The Twins duo are not particularly pretty, and far from sexy. They speak with a lisp, and you won't be impressed by their singing abilities. They are respectively 19 and 20 - no longer in their teens. Female duos have never been red hot in local music scene. From the Chopsticks in the early days, Dream Theatre, Face to Face and Echo in the later days, to the more contemporary B2, none could be said to be a sensation. Twins, however, have captured the heart of their audience, who aged from 3 to 80 (it is indeed rare to find other concert audience consisting a sizable preteens). The popularity of Twins is exceptional, they must have satisfied some of our collective desires. I would say that it is extreme escapism and that our society is becoming more and more infantile (even atavistic). Both, of course, are reactions to the current social conditions. If we scrape deep, the message buried in their teenage flicks is: though these girls are much younger, or inexperienced, than adults or the older generation, they are much more sensible in comparison. It is obvious in Summer Breeze of Love, when Gillian Chung, in the comics shop scene, lectures a divorced man the proper way to handle a child in tantrum. Or in Just One Look, the angel, again played by Chung, learns the way of the world, and grows up, much faster than the male main character played by Shawn Yu. The characters they play are invariably positive ones who harbour no evil, see no evil, and yet, rare for women, they always get what they want. In a society where the prevailing sentiment is the refusal to face the reality, it breeds a subconscious longing for the return to the worry free childhood. The extreme form of this infantilism is back to the mother's womb, where it offers warmth and protection.

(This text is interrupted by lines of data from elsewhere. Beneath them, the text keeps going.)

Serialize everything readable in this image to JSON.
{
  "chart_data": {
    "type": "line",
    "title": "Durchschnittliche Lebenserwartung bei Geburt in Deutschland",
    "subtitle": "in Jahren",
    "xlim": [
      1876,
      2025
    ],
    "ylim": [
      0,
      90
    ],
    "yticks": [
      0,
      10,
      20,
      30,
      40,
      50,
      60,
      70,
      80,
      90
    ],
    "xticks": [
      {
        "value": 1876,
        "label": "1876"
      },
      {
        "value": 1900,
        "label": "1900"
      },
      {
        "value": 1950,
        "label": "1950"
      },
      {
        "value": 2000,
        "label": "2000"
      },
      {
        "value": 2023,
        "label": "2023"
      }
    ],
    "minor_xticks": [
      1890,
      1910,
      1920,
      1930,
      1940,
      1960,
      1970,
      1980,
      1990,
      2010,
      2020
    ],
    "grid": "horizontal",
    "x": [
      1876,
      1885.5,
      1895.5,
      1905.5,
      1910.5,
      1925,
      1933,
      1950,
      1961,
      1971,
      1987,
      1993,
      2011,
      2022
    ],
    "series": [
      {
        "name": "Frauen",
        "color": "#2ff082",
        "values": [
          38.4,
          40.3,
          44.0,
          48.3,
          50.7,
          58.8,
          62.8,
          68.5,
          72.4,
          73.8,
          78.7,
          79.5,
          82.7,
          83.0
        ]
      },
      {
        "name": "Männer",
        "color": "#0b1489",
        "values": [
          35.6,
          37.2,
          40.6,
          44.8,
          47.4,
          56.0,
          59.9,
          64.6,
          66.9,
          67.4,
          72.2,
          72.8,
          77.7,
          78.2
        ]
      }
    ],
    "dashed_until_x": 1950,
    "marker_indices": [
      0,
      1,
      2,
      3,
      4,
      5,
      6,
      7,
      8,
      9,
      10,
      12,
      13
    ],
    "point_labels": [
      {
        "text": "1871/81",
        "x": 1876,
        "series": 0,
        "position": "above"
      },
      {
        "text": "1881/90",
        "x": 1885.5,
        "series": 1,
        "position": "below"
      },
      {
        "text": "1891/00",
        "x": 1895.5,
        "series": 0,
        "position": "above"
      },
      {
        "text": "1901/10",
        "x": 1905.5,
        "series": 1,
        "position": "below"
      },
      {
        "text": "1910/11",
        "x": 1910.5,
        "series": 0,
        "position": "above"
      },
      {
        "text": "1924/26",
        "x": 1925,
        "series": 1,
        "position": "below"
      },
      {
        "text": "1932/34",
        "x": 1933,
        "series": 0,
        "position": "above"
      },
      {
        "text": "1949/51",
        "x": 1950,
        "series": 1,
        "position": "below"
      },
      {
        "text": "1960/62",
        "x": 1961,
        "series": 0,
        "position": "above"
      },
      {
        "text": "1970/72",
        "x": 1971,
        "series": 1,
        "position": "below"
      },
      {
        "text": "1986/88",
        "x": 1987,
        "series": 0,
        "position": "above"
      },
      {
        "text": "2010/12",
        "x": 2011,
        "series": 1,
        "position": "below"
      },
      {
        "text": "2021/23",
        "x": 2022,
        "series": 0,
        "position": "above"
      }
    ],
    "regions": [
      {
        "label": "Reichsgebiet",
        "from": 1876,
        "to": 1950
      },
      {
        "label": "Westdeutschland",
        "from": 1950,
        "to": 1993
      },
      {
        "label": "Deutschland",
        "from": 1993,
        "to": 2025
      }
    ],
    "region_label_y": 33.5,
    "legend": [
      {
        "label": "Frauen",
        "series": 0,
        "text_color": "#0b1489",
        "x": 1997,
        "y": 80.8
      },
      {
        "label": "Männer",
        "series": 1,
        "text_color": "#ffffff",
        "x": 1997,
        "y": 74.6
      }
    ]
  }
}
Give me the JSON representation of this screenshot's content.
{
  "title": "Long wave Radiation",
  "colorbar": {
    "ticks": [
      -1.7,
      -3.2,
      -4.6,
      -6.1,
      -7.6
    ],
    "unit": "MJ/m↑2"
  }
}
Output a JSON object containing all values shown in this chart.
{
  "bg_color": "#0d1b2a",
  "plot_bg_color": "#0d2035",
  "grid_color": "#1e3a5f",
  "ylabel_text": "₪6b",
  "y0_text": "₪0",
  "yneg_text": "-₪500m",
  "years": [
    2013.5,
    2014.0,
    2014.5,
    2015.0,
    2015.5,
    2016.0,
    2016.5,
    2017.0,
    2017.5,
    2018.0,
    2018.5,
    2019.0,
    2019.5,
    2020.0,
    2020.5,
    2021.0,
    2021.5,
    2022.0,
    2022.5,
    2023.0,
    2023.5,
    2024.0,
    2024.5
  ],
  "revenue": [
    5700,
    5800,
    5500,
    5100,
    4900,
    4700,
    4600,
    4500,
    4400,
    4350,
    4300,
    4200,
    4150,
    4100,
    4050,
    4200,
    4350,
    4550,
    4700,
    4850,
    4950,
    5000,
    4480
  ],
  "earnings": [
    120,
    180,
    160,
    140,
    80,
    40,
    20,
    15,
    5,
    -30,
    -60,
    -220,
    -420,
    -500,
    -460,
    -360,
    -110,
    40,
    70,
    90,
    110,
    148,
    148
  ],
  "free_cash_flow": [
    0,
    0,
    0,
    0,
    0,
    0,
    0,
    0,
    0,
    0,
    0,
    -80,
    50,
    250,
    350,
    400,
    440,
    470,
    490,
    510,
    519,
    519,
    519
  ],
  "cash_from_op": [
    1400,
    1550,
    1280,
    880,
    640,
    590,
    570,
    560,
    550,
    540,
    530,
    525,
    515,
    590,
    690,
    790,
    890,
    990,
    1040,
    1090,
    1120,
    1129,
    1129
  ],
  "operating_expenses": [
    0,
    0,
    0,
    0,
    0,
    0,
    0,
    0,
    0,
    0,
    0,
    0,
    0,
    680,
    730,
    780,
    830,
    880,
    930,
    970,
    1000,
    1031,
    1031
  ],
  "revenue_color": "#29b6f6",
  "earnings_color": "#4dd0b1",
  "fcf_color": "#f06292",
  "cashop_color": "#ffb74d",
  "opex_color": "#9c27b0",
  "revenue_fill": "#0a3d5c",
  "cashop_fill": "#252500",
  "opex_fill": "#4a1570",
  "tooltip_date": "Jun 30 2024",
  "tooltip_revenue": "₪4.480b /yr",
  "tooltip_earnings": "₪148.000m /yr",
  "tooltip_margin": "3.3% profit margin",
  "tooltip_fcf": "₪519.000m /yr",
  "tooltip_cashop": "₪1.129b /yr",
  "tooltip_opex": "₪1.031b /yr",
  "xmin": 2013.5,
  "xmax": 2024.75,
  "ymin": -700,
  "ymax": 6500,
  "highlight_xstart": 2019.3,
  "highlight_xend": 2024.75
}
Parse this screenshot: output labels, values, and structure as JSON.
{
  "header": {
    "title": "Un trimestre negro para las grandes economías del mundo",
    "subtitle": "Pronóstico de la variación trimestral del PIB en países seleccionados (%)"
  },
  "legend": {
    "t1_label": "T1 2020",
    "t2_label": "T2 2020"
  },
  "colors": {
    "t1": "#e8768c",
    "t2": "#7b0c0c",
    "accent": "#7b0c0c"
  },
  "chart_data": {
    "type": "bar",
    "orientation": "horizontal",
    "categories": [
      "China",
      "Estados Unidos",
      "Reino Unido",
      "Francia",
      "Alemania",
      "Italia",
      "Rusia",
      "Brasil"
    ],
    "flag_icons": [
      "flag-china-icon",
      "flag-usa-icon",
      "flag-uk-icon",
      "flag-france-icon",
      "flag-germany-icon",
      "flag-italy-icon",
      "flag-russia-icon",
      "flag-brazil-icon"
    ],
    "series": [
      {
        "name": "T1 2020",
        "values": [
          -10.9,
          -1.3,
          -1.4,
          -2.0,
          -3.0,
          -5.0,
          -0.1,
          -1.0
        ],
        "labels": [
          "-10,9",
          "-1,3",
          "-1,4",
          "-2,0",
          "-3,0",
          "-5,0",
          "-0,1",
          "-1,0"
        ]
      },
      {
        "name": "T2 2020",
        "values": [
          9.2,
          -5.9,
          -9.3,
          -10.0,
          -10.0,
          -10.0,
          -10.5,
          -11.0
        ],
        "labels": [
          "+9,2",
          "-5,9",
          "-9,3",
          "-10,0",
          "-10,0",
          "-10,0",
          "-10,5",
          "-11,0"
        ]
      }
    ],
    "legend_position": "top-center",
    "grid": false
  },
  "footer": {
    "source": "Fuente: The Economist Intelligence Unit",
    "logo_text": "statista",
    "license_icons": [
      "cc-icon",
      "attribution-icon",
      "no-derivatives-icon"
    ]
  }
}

Twins are like the princesses in fairy tales, but they are not high on a pedestal. I would not fall in love with such a princess, but I would not mind having such a sister. They are like rays of sunshine. In a depressed society, if a snatch of song, or a sunny face could light us up and take us away from the reality for a while, then why not? They are the goddesses next door, far and yet close. In fact, they serve the function of the Door God: they promise us happiness, and allow us forget the stormy weather outside.